University of Hawaii employees monitor a Board of Regents meeting via Zoom. The teleconference company’s revenue surged more than 300 percent in its fiscal year.
Credit…Audrey Mcavoy/Associated Press
  • The S&P 500 was down slightly on Tuesday, a day after it gained 2.4 percent, the biggest one-day gain since June, and the Nasdaq and Dow Jones industrial average jumped by the most since early November.

  • Traders are recovering from a volatile few days when a sell-off in government bonds rattled the equity markets. This week, the rout has mostly eased. The yield on 10-year U.S. Treasury notes fell to 1.41 percent on Tuesday.

  • Analysts at RBC Capital Markets said markets had been testing the central banks’ resolve to keep interest rates low globally and that policymakers would have to take action to drive this message home.
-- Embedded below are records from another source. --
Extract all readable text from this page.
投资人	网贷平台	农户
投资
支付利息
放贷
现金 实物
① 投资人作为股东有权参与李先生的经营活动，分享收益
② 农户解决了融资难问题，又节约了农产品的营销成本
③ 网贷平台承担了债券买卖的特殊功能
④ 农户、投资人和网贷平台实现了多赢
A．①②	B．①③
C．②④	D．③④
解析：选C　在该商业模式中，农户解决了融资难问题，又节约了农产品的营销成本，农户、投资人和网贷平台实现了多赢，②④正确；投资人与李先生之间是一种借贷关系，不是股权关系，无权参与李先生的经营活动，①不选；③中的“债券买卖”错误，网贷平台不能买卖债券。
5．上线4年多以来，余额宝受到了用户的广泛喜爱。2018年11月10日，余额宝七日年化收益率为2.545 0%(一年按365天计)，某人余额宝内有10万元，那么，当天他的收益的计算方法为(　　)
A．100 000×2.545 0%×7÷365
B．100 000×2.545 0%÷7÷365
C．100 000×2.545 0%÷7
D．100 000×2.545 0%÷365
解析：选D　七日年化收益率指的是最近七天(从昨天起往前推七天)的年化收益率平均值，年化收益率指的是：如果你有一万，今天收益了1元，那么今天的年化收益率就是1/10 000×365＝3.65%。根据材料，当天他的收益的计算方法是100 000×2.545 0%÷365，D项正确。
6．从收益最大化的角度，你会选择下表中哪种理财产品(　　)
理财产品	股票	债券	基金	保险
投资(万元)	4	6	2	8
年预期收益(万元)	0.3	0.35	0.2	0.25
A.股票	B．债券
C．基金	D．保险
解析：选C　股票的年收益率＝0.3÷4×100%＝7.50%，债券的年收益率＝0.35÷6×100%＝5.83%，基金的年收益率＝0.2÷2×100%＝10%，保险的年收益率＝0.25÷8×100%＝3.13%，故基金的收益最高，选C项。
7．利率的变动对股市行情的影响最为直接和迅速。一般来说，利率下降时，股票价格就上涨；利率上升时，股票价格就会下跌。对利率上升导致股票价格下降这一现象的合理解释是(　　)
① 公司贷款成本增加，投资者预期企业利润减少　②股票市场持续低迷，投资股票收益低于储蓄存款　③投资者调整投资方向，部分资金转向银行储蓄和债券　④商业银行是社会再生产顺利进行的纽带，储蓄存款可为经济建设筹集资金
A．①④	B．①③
  • “However, we remain convinced that the structural upward pressure on yields remains,” they wrote in a note. “The reopening of the economies coupled with sizable fiscal spending programs and supply constraints will make it difficult for bond markets” to gain. Bond prices rise when their yields decline.

  • Shares in Zoom were down 4.5 percent after rising more than 6 percent in early trading. The video conferencing company said its revenue surged 326 percent in its past fiscal year to $2.65 billion.

  • Stock indexes across Europe were mostly higher. The Stoxx 600 Europe gained 0.2 percent.

  • The annual inflation rate for the eurozone was 0.9 percent in February, the same as the previous month and in line with economists’ expectations, data published Tuesday showed. “These numbers represent the calm before the storm,” Claus Vistesen, an economist at Pantheon Macroeconomics, wrote in a note. In a few months, he wrote, inflation will jump to reflect the change in energy prices over the past year.

  • Most stock indexes in Asia dropped after China’s top financial regulator said that the high leverage in the financial system needed to be reduced. Guo Shuqing said he was “very worried” about bubbles in China’s property sector and that bubbles in U.S. and European markets could burst.